Have you ever wondered how the universe forms the stars and planets that we see in the night sky? An international team of researchers has uncovered a critical step in the chemical evolution of molecules in cosmic “stellar nurseries” that could help explain the process. In this blog post, we will discuss the team’s findings and explore how small building blocks can become big building blocks in the formation of stars and planets.
Stellar nurseries are vast clouds of cold gas and dust in space where trillions of molecules swirl together over millions of years. The collapse of these interstellar clouds eventually gives rise to young stars and planets. In these cold molecular clouds, the team found a molecule called “ortho”-benzyne that can readily combine with others to form a wide range of larger organic molecules. This molecule has the potential to drive complex chemistry in cold environments, which is an exciting discovery for cosmochemists.
The team used light generated by a giant facility called a synchrotron light source to identify the products of chemical reactions. They saw that “ortho”-benzyne and methyl radicals, another common constituent of molecular clouds, readily combine to form larger and more complex organic compounds. The team then drew on computer models to explore the role of “ortho”-benzyne in a stellar nursery spread out over several light years deep in space.
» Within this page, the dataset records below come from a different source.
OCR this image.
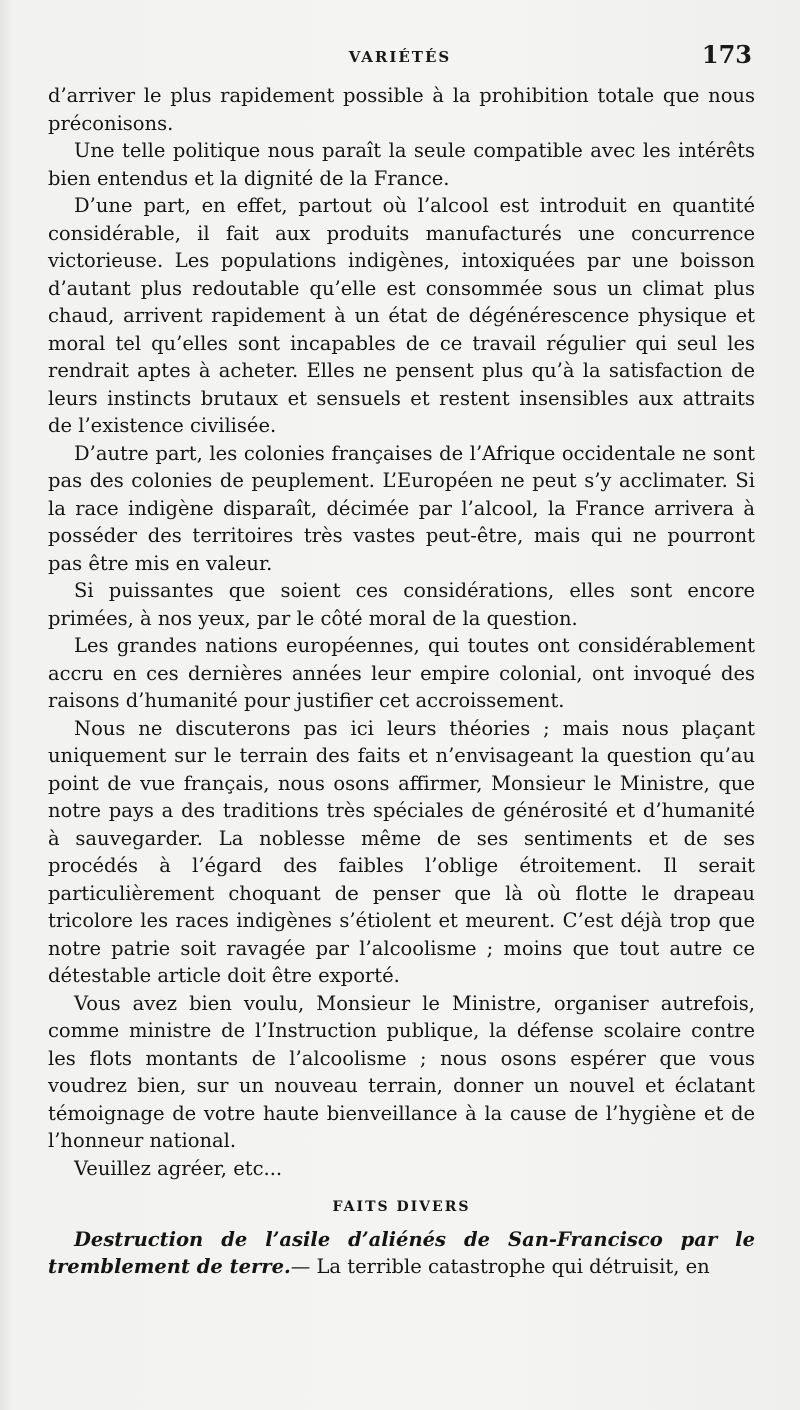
VARIÉTÉS	173

d’arriver le plus rapidement possible à la prohibition totale que nous préconisons.

Une telle politique nous paraît la seule compatible avec les intérêts bien entendus et la dignité de la France.

D’une part, en effet, partout où l’alcool est introduit en quantité considérable, il fait aux produits manufacturés une concurrence victorieuse. Les populations indigènes, intoxiquées par une boisson d’autant plus redoutable qu’elle est consommée sous un climat plus chaud, arrivent rapidement à un état de dégénérescence physique et moral tel qu’elles sont incapables de ce travail régulier qui seul les rendrait aptes à acheter. Elles ne pensent plus qu’à la satisfaction de leurs instincts brutaux et sensuels et restent insensibles aux attraits de l’existence civilisée.

D’autre part, les colonies françaises de l’Afrique occidentale ne sont pas des colonies de peuplement. L’Européen ne peut s’y acclimater. Si la race indigène disparaît, décimée par l’alcool, la France arrivera à posséder des territoires très vastes peut-être, mais qui ne pourront pas être mis en valeur.

Si puissantes que soient ces considérations, elles sont encore primées, à nos yeux, par le côté moral de la question.

Les grandes nations européennes, qui toutes ont considérablement accru en ces dernières années leur empire colonial, ont invoqué des raisons d’humanité pour justifier cet accroissement.

Nous ne discuterons pas ici leurs théories ; mais nous plaçant uniquement sur le terrain des faits et n’envisageant la question qu’au point de vue français, nous osons affirmer, Monsieur le Ministre, que notre pays a des traditions très spéciales de générosité et d’humanité à sauvegarder. La noblesse même de ses sentiments et de ses procédés à l’égard des faibles l’oblige étroitement. Il serait particulièrement choquant de penser que là où flotte le drapeau tricolore les races indigènes s’étiolent et meurent. C’est déjà trop que notre patrie soit ravagée par l’alcoolisme ; moins que tout autre ce détestable article doit être exporté.

Vous avez bien voulu, Monsieur le Ministre, organiser autrefois, comme ministre de l’Instruction publique, la défense scolaire contre les flots montants de l’alcoolisme ; nous osons espérer que vous voudrez bien, sur un nouveau terrain, donner un nouvel et éclatant témoignage de votre haute bienveillance à la cause de l’hygiène et de l’honneur national.

Veuillez agréer, etc...

FAITS DIVERS

Destruction de l’asile d’aliénés de San-Francisco par le tremblement de terre.— La terrible catastrophe qui détruisit, en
The results were promising: The models generated clouds of gas containing roughly the same mix of organic molecules that astronomers had observed in TMC-1 using telescopes.
The team’s findings reveal how certain large organic molecules may form inside these clouds, which is one tiny step in the eons-long chemical journey that carbon atoms undergo. This chemistry is so much more complex than we thought, even at the earliest stages of star formation. The team still has a lot of work to do to fully understand all the reactions happening in TMC-1, such as how organic molecules in space also pick up nitrogen atoms.
We hope that this blog post has given you a better understanding of the team’s findings and the complex chemistry that is happening in stellar nurseries. The team’s research could help us better understand how we go from small building blocks to larger molecules and how these molecules form stars and planets.